I know this topic has been covered before, but I have tried all methods described, and none of them seams to live up to survive the test.
I know it must be possible, since terminals do it all the time. If I run something in a terminal, and kill the terminal, the stuff always dies.
I have tried atexit, double fork and ptys. atexit doenst work for sigkill; double fork doesnt work at all; and ptys I have found no way to work with using python.
Today I found out about prctl(PR_SET_PDEATHSIG, SIGKILL), which should be a way for childprocesses to order a kill on themselves, when their parent dies. I tried to use it in python, with popen, but it seams to have no effect at all:
import ctypes, subprocess
libc = ctypes.CDLL('/lib/libc.so.6')
PR_SET_PDEATHSIG = 1; TERM = 15
implant_bomb = lambda: libc.prctl(PR_SET_PDEATHSIG, TERM)

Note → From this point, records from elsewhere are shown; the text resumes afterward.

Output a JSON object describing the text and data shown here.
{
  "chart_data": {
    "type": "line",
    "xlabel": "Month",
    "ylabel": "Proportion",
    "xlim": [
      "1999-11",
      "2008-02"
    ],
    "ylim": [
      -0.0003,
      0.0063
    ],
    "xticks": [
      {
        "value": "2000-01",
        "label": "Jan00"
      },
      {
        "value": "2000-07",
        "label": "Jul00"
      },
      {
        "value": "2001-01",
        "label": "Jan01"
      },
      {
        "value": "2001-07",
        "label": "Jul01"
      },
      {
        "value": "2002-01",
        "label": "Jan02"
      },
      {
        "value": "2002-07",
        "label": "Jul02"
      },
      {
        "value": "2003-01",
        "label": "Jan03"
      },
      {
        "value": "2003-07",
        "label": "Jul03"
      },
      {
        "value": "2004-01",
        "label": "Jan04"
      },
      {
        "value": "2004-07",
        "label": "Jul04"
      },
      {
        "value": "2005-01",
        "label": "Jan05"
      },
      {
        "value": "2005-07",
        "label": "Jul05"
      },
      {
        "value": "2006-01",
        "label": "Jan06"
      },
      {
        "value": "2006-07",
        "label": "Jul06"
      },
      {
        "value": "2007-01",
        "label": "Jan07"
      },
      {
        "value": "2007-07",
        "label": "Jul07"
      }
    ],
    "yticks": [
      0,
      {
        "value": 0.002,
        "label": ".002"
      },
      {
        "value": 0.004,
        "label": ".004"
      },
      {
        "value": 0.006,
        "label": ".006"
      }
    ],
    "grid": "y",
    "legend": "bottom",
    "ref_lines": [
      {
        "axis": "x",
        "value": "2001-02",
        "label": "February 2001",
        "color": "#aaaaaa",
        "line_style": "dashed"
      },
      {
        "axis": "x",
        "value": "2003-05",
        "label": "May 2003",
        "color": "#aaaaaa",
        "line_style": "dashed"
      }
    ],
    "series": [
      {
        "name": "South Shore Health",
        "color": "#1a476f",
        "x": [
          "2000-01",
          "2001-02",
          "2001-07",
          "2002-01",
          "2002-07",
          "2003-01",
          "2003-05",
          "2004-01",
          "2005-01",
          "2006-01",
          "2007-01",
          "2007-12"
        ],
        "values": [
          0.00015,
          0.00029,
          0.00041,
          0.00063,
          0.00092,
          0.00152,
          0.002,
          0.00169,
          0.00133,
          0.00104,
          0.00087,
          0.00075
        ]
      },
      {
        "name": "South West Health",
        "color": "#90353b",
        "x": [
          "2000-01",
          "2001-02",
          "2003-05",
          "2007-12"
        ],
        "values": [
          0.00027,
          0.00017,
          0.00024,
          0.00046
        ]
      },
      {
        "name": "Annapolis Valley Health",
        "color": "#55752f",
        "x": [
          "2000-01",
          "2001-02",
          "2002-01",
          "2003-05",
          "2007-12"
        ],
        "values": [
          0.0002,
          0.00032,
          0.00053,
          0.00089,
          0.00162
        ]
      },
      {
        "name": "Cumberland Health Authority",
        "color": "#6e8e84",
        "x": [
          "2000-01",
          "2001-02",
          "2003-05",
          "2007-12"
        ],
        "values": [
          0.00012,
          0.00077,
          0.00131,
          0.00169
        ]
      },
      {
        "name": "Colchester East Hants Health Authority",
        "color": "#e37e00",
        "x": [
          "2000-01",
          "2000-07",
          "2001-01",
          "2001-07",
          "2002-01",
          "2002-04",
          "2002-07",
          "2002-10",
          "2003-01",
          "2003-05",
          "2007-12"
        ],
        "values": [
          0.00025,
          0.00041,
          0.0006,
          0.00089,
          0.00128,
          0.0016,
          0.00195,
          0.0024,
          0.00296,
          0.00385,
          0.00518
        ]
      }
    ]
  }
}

subprocess.Popen(['gnuchess'], preexec_fn=implant_bomb)
In the above the child is created and the parent exits. Now you would expect gnuchess to recieve a SIGKILL and die, but it doesnt. I can still find it in my process mamager using 100% cpu.
Can anybody tell me if there is something wrong with my use of prctl?, or do you know how terminals manage to kill their children?